TapImmune Inc. has reported that analysis of the interim data from the first 13 patients of its Phase I clinical trial, show that every patient developed an enhanced T-cell immune response specifically against a set of 5 naturally processed folate receptor alpha Class II antigenic epitopes.
Folate receptor alpha is expressed in almost 50% of breast cancers and in over 95% of ovarian cancers.
In both of these cases, the only treatment option remains surgery and chemotherapy, raising a clinical need for a new type of therapy.
The majority of these subtypes of ovarian and breast cancer, have a high rate of recurrence, with a very low survival prognosis.
TapImmune designed a Phase I clinical trial whereby 8 women with Stage II-III HER2-negative breast cancer, 13 women with ovarian cancer and one with fallopian tube cancer, received multiple epitope Folate Receptor Alpha peptide vaccine in combination with cyclophosphamide (a prodrug used in chemotherapy), with the objective of assessing safety, specific T cell responses and time to disease recurrence after vaccination.
Researchers observed that all patients mounted a specific immune response and, importantly, all five constituent peptides were immunogenic.
TapImmune’s PolyStart technology is a unique vaccine platform Antigen Expression Systems that can enhance the presentation of the desired peptide on the surface of the cell for killer T cells to recognize and kill, creating a 4 fold increase in antigen presentation.
TapImmune said that all patients have already completed their vaccinations, and the company now intends to present a Phase II advancement plan later this year, with an application for Orphan Drug Status and a possible U.S. Food and Drug Association (FDA) Fast Track designation.

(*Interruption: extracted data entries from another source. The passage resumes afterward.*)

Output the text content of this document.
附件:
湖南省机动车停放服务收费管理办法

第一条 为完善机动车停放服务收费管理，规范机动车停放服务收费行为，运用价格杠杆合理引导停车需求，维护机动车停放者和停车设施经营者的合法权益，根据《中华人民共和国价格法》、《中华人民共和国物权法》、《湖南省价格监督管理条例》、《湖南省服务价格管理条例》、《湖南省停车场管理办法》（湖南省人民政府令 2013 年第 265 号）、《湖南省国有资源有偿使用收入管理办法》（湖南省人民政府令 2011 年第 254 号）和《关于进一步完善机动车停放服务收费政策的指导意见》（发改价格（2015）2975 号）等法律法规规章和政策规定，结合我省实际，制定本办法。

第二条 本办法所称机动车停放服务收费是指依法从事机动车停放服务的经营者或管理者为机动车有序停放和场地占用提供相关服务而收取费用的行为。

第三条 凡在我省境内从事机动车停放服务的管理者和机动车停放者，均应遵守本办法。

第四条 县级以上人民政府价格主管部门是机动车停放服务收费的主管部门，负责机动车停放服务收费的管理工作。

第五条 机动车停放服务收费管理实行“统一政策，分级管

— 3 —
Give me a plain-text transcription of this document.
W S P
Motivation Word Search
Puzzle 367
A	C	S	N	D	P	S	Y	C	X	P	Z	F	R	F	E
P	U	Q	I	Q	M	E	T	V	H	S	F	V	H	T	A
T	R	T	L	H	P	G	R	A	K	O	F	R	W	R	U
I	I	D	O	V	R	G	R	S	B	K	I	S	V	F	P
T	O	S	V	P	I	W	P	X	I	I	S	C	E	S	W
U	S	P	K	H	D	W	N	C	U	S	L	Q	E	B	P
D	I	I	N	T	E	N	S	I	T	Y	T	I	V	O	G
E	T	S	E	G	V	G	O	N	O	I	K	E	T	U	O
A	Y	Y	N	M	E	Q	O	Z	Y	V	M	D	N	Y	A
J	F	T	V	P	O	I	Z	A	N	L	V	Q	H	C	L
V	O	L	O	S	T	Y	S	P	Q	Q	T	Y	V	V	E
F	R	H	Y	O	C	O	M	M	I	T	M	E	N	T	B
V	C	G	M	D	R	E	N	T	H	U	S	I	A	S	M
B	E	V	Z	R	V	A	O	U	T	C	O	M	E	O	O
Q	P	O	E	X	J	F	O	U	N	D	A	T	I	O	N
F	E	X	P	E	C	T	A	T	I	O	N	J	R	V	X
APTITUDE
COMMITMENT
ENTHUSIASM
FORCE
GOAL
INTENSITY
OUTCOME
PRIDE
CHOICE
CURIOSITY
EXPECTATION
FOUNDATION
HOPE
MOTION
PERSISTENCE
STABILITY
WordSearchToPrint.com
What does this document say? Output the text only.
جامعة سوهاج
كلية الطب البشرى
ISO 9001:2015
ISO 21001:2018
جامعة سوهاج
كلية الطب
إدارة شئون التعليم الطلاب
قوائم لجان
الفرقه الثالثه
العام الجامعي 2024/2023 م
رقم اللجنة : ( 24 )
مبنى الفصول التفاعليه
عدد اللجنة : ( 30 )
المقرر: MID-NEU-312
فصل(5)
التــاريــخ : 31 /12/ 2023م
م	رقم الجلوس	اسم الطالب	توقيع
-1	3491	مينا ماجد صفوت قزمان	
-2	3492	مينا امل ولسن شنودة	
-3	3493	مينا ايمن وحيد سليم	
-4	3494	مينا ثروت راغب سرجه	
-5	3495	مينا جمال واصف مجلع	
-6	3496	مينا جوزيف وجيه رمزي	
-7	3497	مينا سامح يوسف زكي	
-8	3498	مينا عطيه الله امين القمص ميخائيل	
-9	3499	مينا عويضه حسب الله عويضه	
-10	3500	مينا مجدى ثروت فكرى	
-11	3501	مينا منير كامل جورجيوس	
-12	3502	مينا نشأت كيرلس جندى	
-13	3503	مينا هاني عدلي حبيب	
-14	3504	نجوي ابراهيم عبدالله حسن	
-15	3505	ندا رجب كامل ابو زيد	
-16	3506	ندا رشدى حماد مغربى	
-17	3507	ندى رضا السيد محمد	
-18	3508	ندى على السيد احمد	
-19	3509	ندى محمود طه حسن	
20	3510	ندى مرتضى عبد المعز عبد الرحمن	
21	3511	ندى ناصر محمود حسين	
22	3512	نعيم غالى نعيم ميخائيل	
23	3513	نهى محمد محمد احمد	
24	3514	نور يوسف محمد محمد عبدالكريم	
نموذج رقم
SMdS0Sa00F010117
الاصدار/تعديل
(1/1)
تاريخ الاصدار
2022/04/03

Glynn Wilson, TapImmune’s CEO stated in a company’s press release “In general, the vaccine has been well tolerated. This is the first positive endpoint we have reported for the clinical study on folate receptor alpha antigens and when taken together, the promising data on safety and immune responses are tremendously encouraging and provide a clear scientific rationale for progressing to a Phase II Clinical Trial. In addition to the primary Ovarian indication, this set of antigens and our approach fills a significant need for treatments for difficult to treat cancers for which targeted therapies are not available, for example Triple-negative breast cancer.”
The ongoing Phase I trial is being conducted at the Mayo Clinic, Rochester, MN.